Last week we were hoping that when the new chief came on, there would be more surgeries. But actually, it takes a week or two for him to generate patients in (at least semi-)need of surgery. So this week is also slow. (Note to self, don’t look for action in the OR at the end of the school year.) Tomorrow, not only are there no morning surgeries (and nothing in the afternoon but breast biopsies), but no clinic even. So we will start rounding at the unheard-of hour of 7am. The residents, of course, are tickled. We students are rather disappointed. But, that will at least set me loose to latch on to any of the private surgeons I care to try, without worrying about the residents’ schedule.

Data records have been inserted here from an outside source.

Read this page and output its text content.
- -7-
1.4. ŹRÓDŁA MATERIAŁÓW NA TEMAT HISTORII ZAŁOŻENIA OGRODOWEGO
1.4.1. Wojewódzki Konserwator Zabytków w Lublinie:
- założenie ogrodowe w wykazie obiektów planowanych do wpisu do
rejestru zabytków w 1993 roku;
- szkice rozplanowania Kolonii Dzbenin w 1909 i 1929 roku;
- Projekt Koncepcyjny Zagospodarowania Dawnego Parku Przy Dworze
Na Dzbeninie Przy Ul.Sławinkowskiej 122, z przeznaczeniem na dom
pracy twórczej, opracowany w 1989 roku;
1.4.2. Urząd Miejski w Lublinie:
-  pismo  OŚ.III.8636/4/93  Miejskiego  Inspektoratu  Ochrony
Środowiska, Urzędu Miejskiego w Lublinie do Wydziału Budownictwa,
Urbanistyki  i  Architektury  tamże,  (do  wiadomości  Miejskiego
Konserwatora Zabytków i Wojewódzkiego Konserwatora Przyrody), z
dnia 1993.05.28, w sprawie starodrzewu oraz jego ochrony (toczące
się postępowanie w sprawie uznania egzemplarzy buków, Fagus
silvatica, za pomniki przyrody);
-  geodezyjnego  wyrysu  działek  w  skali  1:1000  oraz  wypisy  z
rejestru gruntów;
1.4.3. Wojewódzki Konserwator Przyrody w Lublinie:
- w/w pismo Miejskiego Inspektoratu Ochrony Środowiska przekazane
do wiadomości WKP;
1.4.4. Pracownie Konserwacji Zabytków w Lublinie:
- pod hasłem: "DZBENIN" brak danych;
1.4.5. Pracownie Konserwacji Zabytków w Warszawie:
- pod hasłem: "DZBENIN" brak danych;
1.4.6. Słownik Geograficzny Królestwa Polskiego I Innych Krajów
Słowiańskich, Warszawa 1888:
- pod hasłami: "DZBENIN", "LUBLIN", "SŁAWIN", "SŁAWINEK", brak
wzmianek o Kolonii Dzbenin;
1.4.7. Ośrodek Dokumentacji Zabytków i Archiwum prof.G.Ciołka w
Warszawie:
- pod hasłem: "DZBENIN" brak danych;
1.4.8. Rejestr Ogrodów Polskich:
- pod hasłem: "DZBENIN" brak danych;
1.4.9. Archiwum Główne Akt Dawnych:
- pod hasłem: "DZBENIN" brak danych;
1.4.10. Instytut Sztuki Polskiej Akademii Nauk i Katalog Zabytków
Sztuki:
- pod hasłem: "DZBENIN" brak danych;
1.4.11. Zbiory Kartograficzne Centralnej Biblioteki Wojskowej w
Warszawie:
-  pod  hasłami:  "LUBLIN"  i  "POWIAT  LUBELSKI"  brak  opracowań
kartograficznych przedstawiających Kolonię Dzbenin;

This morning we attempted to do a laparoscopic removal of a kidney from a man with polycystic kidney disease. Almost the only things visible on his CT scan were his huge, lobulated kidneys, stretching from the liver to the pelvic brim. (And don’t ask me what gave the attending the idea he could get that out laparoscopically; I think he was counting on the “possible conversion to open” part of the consent form.) He has no other medical problems, but for some reason became irrefractably hypotensive after anesthesia induction. So after spending more than two hours putting in a central line, positioning him, starting the laparoscopy, pushing tons of epi and dopamine, and even having one of the anesthesiologists do an intra-operative echocardiogram. So he was closed up without anything happening, and sent to the ICU for further consideration. This afternoon we did a laparoscopic ventral/incisional hernia repair. The attending and new chief generously let me hold the camera some of the time, even though I think it’s more fun for them to play “video games” when holding two pieces of the equipment. The patient was a very pleasant 70-yr old lady, who even woke up smiling – which is some feat.

Apparently, last Friday – while we were taking that impossible quiz – the OB service consulted surgery for a woman with severe abdominal pain, and fetal distress. The two teams did a stat Csection, and found ruptured appendicitis. Now, I ask you, why did that have to happen while I was in class??